The long nightmare known as the U.S. presidential election campaign has finally come to its end. I feel stupider just for having followed it. Donald Trump, that unrestrained id of right-wing xenophobic politics, has been melting the world’s collective brain for more than a year.
That his opponent was a cynical, hawkish, Wall Street backed Democrat like Hillary Clinton made the whole ordeal even more uninspiring. The decline of the U.S. empire is not a pretty sight. Once the promise of democratic renewal and genuine reform offered by Bernie Sanders was snuffed out, the whole thing was a painful ordeal to observe.
Scarier even than Trump’s proto-fascist tendencies was the thought of what comes next. What will happen when a younger, more disciplined, and more intellectually capable Trump-like candidate comes forward echoing The Donald’s dangerous anti-immigrant discourse?
The new, rebranded far right in Europe shows that once these types of extremists polish their image a bit they can contest for long-term institutional power and build veritable mass movements. From Austria to France, Hungary to the Netherlands, the xenophobic right poses a mortal danger to the lives of people of colour, and to the future of democracy itself in Europe.
Canadian politics can sometimes feel tame and safe by comparison. Although Rob Ford’s otherworldly run as mayor of Toronto could be seen as a parallel to Trump in terms of his vulgar, outrageous style, contemporary Canadian politics has not seen as mainstream a manifestation of an openly xenophobic politics. Trump opened his campaign by slandering Mexicans coming to the United States as “rapists” and “criminals,” and by calling for mass deportation and the construction of a wall across his country’s southern border. We’d all like to think such a crudely racist appeal would end the aspirations of any Canadian politician.

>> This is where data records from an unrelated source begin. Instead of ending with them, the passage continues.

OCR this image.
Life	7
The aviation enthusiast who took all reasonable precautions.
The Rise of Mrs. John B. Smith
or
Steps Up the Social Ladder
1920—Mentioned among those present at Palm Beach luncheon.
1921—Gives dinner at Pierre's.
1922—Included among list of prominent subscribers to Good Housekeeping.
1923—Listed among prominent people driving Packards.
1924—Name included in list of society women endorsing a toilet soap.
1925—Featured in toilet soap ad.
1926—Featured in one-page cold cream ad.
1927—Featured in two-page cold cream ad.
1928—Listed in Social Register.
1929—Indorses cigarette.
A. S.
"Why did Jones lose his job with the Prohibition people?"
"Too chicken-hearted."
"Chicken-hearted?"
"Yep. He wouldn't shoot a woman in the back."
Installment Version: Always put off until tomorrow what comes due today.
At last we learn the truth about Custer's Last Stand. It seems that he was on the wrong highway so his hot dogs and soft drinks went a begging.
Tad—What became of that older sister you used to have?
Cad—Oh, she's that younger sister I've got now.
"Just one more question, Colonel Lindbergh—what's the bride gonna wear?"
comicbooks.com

But the danger of anti-immigrant bigotry is still very real in Canada and must be fought in all its manifestations, whether it appears above ground or below. White supremacists, for example, have recently been organizing openly in the Fraser Valley and parts of the Lower Mainland.
So imagine my surprise when, on Sunday as the B.C. Liberals were wrapping up their election readiness weekend gathering in Vancouver, I heard Premier Christy Clark and her party unleash their new slogan, “Putting British Columbians First,” along with the Twitter hashtag
#BCFirst. I was flabbergasted that they’d choose a line that echoes Trump’s “America First,” which has origins in the U.S. nationalist movement of Father Coughlin in the first half of the twentieth century.
Now, of course, Christy Clark didn’t follow up with a call to “Make B.C. great again” or lambast immigrants as criminals or rapists, but it was nonetheless disturbing to see this slogan.
Maybe it’s just the product of a communications team looking for a vaguely boosterish line that included B.C.; maybe they didn’t even consider the similarity to Trump’s slogan.
I don’t think “putting British Columbians first” is a conscious effort to appeal to Trump supporters; they’re just too few in number in B.C. But it may well be a nod to the xenophobia that motivates parts of the right-wing voting base everywhere, even if here in B.C. it often takes more subtle forms.
Maybe “B.C. First” is getting a test run to replace Clark’s old “Families First” slogan. Touting your commitment to families in a province beset by endemic child poverty is awkward. Perhaps better to turn the page to something more general.
The other possibility is that “B.C. First” is meant to encourage voters to forget that this province allows foreign and out-of-province political donations. The B.C. Liberals’ coffers are full, with significant money coming in from overseas donations, especially the real estate, mining, and oil and gas sectors. That’s a glaring threat to B.C. democracy that Clark has exploited for her party’s advantage.
In fact, one big donor to the B.C. Liberals is Holborn, the Malaysian-based multinational development company that has partnered with none other than Donald Trump to build a new luxury hotel and condo tower in downtown Vancouver.
There seems to be no escaping the toxicity stirred up by Donald Trump. The least Christy Clark could do is not copy his old bigoted slogans.